Research indicates that R&D is weakly correlated to a company’s future success. While investing in R&D is undoubtedly a part of Amazon’s playbook, it is one of a myriad of factors contributing to their competitive dominance (in cloud or other competitive categories.) While Recode asserts that Amazon’s R&D should be alarming to competitors, I would argue that R&D spending alone is not the source of concern.

Disclaimer: Amazon, Google, Microsoft, Oracle, IBM, and CenturyLink are all RedMonk clients.

* A quick note about IBM: Sharp-eyed readers may have noticed that Bloomberg, Recode, and RedMonk all have slightly different numbers for IBM’s R&D; it turns out there are a surprising number of valid R&D numbers available for IBM. Bloomberg uses “total consolidated research, development, and engineering”, while Recode’s data source, FactSet, takes a subset of that number confined to “scientific research and the application of scientific advances to the development of new and improved products and their uses, as well as services and their application.” Our source for financial data, ycharts, appears to use IBM’s total R&D net of “intellectual property and custom development income.” For the purposes of this analysis, we found the differences to be negligible, but we invite readers who prefer a specific R&D interpretation to adjust the data accordingly.


  1. […] cloud providers—AWS, Microsoft Azure, and Google Cloud Platform—are making.
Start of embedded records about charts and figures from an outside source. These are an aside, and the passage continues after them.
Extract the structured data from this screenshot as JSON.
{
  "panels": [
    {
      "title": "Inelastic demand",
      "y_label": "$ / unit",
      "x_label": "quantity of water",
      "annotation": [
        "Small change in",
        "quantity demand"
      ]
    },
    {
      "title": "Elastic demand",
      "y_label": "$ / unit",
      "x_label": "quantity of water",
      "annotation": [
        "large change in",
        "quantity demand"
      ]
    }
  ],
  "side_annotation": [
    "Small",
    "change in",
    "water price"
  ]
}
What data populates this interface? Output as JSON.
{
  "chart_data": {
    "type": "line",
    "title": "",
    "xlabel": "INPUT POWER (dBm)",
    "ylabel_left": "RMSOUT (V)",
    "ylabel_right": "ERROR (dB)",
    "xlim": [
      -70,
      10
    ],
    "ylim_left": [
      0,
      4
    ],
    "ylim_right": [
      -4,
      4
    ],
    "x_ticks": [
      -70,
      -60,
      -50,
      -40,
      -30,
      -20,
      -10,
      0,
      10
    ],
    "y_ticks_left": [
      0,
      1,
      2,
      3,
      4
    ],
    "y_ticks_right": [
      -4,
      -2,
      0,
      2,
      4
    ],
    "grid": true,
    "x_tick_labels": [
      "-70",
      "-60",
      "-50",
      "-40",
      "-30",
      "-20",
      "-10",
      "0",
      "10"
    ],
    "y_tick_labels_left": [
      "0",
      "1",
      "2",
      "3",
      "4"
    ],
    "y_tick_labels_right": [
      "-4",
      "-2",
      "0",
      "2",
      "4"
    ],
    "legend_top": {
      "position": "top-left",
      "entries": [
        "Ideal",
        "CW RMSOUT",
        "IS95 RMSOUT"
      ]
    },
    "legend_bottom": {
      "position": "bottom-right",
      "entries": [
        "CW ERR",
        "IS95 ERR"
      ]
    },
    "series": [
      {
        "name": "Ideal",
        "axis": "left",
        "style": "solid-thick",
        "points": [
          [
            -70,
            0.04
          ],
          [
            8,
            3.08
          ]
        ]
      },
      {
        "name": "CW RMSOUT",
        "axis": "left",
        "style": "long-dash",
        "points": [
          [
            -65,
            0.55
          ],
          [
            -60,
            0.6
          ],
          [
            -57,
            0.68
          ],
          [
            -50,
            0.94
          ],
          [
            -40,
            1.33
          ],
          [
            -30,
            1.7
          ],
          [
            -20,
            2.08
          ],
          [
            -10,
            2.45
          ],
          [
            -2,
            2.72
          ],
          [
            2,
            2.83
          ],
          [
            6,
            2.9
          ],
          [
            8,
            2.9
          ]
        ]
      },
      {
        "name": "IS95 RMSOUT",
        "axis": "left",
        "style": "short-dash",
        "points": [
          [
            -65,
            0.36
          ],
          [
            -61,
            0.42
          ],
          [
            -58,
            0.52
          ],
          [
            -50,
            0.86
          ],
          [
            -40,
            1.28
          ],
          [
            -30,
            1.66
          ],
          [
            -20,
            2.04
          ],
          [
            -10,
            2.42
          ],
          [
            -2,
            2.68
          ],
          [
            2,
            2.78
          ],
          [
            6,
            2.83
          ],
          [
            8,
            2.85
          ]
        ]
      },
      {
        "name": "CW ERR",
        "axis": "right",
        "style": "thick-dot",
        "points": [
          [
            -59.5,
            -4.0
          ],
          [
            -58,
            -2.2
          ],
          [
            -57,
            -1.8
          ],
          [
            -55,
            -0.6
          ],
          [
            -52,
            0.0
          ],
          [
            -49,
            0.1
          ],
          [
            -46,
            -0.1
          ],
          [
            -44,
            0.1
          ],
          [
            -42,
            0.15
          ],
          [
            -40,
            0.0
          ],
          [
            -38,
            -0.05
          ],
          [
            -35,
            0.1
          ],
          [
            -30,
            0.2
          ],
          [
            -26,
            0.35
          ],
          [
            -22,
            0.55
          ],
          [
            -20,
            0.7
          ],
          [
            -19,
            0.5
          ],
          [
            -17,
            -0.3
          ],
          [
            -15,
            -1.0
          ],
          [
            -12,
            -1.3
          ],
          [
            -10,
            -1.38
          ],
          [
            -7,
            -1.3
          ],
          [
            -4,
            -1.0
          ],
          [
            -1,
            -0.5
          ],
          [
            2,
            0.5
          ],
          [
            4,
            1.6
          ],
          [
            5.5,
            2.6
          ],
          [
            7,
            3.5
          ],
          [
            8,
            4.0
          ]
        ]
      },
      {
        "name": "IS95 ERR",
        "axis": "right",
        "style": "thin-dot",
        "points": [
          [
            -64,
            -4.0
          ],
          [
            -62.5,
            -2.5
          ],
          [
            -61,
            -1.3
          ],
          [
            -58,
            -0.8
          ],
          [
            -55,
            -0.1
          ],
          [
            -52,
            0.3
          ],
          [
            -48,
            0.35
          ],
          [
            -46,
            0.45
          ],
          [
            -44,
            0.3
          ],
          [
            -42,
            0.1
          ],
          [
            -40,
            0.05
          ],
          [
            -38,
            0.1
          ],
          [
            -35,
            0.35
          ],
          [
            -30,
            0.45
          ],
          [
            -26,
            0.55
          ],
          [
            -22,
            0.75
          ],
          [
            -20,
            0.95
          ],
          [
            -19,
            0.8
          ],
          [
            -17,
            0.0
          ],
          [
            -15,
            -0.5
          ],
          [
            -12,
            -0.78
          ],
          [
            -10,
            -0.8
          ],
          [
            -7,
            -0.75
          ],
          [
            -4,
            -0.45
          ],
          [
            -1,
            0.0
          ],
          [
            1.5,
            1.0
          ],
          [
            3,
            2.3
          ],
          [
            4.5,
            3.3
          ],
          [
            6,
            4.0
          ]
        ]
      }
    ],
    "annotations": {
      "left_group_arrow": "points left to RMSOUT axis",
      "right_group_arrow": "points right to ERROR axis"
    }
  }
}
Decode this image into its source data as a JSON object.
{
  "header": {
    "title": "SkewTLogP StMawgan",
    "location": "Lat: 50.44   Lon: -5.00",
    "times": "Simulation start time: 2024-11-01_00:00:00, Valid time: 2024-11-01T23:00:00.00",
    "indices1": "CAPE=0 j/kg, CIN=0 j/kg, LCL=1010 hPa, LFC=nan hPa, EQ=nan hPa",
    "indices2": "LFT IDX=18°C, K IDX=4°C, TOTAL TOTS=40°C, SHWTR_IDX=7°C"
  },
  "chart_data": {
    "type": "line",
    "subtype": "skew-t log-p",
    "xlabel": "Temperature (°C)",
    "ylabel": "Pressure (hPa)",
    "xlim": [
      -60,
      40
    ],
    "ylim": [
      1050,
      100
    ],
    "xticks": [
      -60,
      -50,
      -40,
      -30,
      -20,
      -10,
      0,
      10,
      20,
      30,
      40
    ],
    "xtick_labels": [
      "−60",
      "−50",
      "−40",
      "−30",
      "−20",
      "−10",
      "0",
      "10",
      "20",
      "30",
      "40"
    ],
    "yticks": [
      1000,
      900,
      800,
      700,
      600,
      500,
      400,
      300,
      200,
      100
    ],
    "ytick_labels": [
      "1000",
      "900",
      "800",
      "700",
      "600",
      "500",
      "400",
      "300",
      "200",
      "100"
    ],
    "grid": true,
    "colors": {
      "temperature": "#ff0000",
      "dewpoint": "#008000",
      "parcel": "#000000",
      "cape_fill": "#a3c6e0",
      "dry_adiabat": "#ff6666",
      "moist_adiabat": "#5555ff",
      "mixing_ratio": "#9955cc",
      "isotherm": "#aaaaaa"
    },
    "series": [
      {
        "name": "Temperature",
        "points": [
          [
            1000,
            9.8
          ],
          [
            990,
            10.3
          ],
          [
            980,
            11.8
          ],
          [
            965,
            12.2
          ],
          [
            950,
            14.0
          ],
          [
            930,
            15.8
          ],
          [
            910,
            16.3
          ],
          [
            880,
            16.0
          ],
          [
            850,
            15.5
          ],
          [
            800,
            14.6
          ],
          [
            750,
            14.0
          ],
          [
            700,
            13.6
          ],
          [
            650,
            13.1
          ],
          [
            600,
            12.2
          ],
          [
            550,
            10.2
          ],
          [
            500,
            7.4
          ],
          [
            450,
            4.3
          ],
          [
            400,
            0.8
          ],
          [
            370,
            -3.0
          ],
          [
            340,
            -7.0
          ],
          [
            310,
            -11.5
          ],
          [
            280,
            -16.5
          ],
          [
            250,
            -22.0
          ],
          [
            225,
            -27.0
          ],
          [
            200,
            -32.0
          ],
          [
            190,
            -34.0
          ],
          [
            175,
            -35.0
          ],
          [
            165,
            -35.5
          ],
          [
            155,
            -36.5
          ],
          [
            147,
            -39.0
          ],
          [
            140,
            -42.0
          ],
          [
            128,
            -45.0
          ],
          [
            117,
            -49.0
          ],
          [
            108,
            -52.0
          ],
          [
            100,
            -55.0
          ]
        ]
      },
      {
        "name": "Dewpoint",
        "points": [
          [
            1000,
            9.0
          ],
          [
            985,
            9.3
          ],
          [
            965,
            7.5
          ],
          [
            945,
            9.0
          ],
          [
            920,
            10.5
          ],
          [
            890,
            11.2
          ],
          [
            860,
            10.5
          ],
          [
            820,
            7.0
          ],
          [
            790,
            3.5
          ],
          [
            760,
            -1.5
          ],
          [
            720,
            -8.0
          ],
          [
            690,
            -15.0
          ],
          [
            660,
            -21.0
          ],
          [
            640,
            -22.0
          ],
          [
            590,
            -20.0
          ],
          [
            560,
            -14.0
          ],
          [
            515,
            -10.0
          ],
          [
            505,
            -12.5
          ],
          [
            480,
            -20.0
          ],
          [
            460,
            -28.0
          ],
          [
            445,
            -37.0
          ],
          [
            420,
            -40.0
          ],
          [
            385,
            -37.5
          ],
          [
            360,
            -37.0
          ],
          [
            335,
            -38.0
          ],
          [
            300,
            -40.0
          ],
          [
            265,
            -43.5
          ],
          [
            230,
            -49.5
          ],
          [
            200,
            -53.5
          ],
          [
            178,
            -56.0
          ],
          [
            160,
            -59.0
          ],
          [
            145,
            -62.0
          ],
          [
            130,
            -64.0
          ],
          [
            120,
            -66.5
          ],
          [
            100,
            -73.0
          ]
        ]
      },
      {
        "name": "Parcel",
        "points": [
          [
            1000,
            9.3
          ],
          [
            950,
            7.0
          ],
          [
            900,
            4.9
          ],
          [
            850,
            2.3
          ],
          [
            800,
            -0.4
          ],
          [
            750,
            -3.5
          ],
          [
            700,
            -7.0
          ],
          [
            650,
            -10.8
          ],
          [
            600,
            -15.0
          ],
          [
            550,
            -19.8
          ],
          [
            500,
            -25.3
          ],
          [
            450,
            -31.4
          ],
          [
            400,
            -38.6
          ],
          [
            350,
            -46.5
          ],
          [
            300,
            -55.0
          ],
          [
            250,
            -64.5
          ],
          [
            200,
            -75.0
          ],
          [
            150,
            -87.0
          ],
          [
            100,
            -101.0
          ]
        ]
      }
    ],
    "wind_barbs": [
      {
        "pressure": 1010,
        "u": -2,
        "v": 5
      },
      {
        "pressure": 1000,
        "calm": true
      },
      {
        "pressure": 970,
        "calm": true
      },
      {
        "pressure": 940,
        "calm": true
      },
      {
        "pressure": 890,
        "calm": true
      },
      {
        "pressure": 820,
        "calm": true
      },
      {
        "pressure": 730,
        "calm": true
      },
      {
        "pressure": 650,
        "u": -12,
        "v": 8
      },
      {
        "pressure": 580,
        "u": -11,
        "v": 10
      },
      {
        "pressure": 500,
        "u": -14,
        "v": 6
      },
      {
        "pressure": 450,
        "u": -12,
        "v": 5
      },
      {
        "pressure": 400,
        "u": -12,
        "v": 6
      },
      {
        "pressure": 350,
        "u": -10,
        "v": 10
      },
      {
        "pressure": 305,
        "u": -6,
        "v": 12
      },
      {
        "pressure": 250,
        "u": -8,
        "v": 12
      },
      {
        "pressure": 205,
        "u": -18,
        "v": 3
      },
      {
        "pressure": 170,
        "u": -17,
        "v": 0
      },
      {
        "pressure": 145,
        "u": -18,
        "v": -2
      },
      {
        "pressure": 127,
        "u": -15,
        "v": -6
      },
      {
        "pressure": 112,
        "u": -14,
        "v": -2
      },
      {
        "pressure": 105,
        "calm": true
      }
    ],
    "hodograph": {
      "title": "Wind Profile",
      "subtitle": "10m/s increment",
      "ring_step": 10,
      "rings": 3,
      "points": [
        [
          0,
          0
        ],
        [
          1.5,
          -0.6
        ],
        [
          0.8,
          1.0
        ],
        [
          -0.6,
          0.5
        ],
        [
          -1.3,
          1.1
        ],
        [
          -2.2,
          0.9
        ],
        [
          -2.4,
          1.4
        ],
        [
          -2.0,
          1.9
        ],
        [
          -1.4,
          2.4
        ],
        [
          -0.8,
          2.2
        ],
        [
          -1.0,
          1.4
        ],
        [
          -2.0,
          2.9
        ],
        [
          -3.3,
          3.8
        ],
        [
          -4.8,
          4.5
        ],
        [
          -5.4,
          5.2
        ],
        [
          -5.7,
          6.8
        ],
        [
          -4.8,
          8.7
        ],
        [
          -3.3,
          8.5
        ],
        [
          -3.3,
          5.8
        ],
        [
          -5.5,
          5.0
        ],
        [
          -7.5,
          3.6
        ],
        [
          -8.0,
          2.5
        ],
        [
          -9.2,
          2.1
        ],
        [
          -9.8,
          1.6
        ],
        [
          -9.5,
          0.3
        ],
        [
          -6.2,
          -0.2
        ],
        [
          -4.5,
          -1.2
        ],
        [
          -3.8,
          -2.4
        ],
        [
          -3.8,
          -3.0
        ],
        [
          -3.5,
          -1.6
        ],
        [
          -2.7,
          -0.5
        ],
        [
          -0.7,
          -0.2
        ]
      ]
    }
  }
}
As Redmonk analyst Rachel Stephens has noted, “The companies that have the highest increase in R&D spending (Amazon and Google) also have […]

  2. […] cloud providers—AWS, Microsoft Azure, and Google Cloud Platform—are making. As Redmonk analyst Rachel Stephens has noted, “The companies that have the highest increase in R&D spending (Amazon and Google) also have […]

  3. I’d like to highlight that Amazon and AWS are not the same thing yet the two seem to be completely intermixed in this analysis of R&D. Amazon is a retailer, an online bookstore, it sells video/music downloads/streaming like Netflix, and produces consumer electronics like Kindle e-readers, Fire tablets, Fire TV, Echo, etc. There is no way that the total R&D spend of Amazon is associated to AWS the Cloud Business and is Amazons Cloud as well and should not be counted as “Cloud R&D”! What % of Amazon R&D actually goes to AWS Cloud for consumers and not for Amazon business? A very interesting question that’s impossible to answer and therefore misleads all analysis!

    Same for Google R&D where there is significant spend on Autonomous Cars, Android, Ad Search, Google Pixel and other electronics devices, etc. How much of Google R&D goes to Cloud (for customers) is yet another good question!

    And even Microsoft R&D going to Xbox, Windows, Office and many other businesses which have little to do with Cloud.

    Then you look at Oracle R&D. Appears that a majority of R&D is going to Cloud, from the Database, applications, middleware to its hardware, all being developed to drive its cloud business. It doesn’t have side businesses that divert R&D spend like the others yet no one seems to bring this up?

    1. Hi Phil,
      100% agree, thus caveat #2 in the post. As outsiders we don’t have insight into where and how R&D dollars are being spent across lines of business. The limitations of publicly available financial data mean there are inherent limits on what we can conclude definitively, but I would assert that there is still value in looking at high level spending trends across a competitive set.